The VELIA trial, which is also known as GOG-3005, is a randomised phase III trial, placebo-controlled, in patients who are newly diagnosed with ovarian cancer. It is looking at the role of chemotherapy plus a PARP inhibitor in two different ways. One is to look at it in combination with chemotherapy alone and then followed by a maintenance phase of placebo and the primary experimental arm which is to give it in combination with chemotherapy and then continue as maintenance. At this meeting we’re going to be talking about the primary endpoint which is to look at the progression free survival of patients who get veliparib throughout chemotherapy and in maintenance as compared to what would be standard of care chemotherapy.
We’re very excited because this is the first trial to actually assess the merit of a PARP inhibitor given with chemotherapy. This has been a facet of clinical trial development that we have tried to do but because of the unique characteristics of veliparib, as compared to the other PARP inhibitors, this is the first that we’ve been able to actually give completely through chemotherapy and as maintenance.
The way that the study was designed was to actually look at its efficacy in three successively inclusive cohorts. The first cohort were patients who were noted to have a mutation in BRCA either in the germline or in the tumour.
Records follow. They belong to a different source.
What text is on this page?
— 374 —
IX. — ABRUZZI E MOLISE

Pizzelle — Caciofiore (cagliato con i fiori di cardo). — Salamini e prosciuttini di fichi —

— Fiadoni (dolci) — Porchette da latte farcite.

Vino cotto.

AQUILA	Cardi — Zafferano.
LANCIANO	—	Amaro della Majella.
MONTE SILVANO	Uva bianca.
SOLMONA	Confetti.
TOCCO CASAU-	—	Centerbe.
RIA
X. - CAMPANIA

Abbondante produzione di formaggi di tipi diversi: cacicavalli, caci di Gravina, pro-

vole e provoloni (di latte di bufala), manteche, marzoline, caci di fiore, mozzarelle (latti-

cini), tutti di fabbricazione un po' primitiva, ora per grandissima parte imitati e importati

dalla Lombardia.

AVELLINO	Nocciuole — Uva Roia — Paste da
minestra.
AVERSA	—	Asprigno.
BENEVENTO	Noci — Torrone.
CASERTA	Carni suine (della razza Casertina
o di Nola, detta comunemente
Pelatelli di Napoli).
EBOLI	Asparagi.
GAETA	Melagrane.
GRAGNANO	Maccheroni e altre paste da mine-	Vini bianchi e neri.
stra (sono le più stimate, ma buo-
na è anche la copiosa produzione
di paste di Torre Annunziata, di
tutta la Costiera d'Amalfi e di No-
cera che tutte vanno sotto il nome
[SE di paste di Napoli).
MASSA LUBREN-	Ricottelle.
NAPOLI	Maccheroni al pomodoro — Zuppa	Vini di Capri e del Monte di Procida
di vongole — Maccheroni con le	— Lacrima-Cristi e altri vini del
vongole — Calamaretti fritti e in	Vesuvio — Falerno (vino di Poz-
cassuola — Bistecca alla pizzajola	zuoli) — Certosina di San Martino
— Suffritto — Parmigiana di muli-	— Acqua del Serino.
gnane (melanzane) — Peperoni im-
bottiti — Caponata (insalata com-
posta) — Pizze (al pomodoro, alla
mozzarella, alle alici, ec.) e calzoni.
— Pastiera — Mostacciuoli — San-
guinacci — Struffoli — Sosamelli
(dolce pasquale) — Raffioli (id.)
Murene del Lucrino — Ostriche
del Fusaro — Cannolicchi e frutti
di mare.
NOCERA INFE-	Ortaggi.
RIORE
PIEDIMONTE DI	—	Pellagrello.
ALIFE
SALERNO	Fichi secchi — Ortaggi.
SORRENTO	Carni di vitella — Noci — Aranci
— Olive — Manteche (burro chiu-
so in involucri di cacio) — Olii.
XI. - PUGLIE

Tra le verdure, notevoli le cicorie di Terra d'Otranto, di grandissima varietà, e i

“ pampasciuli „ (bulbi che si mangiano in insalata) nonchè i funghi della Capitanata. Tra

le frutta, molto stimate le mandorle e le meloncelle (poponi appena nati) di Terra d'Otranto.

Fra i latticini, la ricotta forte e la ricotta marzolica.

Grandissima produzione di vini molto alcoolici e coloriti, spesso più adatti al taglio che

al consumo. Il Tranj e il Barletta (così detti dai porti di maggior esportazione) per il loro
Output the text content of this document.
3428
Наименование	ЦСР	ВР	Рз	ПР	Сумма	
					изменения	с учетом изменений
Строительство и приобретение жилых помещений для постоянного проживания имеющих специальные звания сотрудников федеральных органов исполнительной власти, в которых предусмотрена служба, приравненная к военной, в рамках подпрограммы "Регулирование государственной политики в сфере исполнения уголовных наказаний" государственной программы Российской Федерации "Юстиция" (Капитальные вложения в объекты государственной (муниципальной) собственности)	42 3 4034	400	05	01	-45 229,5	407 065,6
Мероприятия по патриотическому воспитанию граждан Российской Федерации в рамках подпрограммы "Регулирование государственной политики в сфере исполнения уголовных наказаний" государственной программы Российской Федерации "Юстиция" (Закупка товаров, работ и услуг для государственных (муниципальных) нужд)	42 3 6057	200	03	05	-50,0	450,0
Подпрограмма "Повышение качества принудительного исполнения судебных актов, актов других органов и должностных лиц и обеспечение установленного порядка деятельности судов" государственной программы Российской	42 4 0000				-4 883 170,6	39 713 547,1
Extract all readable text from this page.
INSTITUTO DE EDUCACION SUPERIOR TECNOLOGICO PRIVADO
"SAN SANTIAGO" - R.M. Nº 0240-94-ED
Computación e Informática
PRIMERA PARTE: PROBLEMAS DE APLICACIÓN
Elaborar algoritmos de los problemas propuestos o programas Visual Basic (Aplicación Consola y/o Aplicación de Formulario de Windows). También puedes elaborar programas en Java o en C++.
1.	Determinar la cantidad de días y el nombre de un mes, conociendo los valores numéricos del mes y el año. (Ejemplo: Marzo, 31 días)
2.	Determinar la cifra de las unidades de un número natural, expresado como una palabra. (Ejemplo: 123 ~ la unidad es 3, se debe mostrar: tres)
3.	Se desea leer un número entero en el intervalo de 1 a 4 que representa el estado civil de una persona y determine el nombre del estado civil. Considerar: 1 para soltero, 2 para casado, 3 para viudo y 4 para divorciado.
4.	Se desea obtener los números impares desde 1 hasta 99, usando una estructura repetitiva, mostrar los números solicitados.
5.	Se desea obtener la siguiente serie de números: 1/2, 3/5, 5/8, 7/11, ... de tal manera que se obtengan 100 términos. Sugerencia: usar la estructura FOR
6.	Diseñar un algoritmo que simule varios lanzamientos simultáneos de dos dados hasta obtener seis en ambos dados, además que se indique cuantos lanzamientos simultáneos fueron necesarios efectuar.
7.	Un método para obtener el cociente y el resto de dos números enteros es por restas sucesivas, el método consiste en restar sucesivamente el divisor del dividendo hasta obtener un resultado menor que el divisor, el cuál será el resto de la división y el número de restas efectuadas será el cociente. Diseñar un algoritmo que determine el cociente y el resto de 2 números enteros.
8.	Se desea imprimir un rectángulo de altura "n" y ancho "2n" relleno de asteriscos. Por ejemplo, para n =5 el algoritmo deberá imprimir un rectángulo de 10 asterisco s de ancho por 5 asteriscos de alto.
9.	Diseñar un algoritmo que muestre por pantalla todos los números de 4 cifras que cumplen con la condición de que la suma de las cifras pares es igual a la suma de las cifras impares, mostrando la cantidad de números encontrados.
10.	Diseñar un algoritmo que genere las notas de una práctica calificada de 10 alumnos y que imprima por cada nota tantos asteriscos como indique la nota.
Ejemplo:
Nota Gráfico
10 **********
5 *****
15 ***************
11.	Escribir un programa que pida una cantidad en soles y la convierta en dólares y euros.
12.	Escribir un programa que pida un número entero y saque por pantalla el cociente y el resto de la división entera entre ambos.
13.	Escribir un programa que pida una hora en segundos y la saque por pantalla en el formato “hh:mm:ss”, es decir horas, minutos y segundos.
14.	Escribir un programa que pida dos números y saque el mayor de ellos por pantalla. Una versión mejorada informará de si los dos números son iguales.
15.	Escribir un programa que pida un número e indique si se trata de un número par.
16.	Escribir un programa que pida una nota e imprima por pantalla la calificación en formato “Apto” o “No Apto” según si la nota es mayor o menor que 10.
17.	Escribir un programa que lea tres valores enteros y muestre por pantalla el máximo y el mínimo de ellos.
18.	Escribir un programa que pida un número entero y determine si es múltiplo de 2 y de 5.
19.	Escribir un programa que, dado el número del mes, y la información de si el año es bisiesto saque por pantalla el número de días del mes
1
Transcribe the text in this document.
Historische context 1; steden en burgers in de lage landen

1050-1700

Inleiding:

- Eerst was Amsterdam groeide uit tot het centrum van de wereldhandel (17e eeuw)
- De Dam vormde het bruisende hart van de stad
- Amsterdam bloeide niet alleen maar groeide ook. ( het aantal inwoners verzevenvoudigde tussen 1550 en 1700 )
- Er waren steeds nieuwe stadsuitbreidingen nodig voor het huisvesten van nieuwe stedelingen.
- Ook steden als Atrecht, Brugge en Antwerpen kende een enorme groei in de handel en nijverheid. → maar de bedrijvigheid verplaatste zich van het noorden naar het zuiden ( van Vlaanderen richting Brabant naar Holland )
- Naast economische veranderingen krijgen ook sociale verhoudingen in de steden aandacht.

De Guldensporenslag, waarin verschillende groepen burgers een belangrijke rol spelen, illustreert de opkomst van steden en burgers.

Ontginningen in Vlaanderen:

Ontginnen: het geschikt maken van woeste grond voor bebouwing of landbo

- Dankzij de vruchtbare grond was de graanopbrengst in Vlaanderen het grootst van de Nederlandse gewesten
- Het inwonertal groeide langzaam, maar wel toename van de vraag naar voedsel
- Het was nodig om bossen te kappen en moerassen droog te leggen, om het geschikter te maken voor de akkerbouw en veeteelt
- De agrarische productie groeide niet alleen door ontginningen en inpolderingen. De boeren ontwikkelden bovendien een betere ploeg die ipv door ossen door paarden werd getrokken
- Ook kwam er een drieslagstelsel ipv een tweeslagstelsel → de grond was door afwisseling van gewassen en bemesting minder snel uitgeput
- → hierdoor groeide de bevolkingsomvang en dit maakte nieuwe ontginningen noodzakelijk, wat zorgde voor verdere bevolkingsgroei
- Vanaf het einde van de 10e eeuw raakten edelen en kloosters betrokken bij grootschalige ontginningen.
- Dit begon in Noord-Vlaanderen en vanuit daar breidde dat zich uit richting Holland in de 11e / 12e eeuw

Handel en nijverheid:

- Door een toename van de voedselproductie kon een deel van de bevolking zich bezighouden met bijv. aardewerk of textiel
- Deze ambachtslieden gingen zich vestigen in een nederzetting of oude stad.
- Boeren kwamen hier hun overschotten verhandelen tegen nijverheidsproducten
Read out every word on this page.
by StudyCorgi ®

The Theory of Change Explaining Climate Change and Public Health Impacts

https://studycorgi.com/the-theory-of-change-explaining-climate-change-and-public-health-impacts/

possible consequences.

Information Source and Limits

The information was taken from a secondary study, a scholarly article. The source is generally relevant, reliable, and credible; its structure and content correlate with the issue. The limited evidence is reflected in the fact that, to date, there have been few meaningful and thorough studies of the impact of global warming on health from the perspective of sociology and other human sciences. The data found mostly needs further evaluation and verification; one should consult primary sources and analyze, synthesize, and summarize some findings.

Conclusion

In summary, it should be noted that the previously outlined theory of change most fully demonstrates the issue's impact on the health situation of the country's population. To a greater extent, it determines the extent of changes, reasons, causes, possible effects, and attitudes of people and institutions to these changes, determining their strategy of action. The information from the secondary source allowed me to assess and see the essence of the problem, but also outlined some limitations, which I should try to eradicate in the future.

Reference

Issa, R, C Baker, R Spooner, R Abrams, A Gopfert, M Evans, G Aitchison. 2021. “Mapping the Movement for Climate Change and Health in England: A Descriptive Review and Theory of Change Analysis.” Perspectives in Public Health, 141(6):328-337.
The second cohort was to look at all patients who had homologous recombination deficiency which includes the patients who have a BRCA mutation but also have a non-BRCA alteration showing the tumour having homologous recombination deficiency. Then the third population is the intent to treat population, so everybody.
In the trial we randomised 757 patients between those two arms. They were equally balanced on a number of our prognostic features. What we found was that the efficacy in each of those subgroup cohorts I just mentioned was positive. It was strongest in the BRCA patient population where the hazard ratio was 0.44. It was intermediately but very significantly positive in the patients who had HRD at a hazard ratio of 0.57. Then in the patient population which included all comers it was 0.68. So this is, as I mentioned, the first phase III randomised trial to actually show that you can give a PARP inhibitor with chemotherapy and when you continue it during maintenance therapy you benefitted all women who had an initial diagnosis of stage 3 and 4 primary cytoreduction and neoadjuvant chemotherapy followed by interval cytoreduction patients with ovarian cancer.
And to summarise, a message for doctors watching this?
Do what now?
A message to doctors?
Yes. The message from this meeting today is that the frontline standard is going to change again, which we’re very excited to see. The message from this particular study is that consideration of a PARP inhibitor at the time of initial diagnosis should be made and these data help to show that it’s safe and effective to do so.
PARP inhibitors for a long time have been known as single agents to have what we call a class effect on GI toxicity and a slightly differential effect on haematological toxicity. What we saw in the study was that where that was given as a single agent as maintenance we saw a very similar profile to all the other PARP inhibitors that have been given in multiple different clinical disease settings. What was interesting was that we gave it with chemotherapy; unlike our previous experiences with doing PARP with chemotherapy we were able to achieve clinically relevant, essentially full dose, chemotherapy in combination with the PARP inhibitor. What we saw during that time-point to say it’s safe was that we looked at the hematologic toxicity, which is one of the things you’d be most concerned about with PARP inhibition given during chemotherapy, and we saw that essentially in all of the parameters it was about the same with the exception of thrombocytopenia which was higher, although it was a low frequency it was higher and of greater grade. So we still have that particular aspect to consider. But when we looked at the total treatment discontinuations and the total number of dose reductions we didn’t see a difference between the three arms of the trial.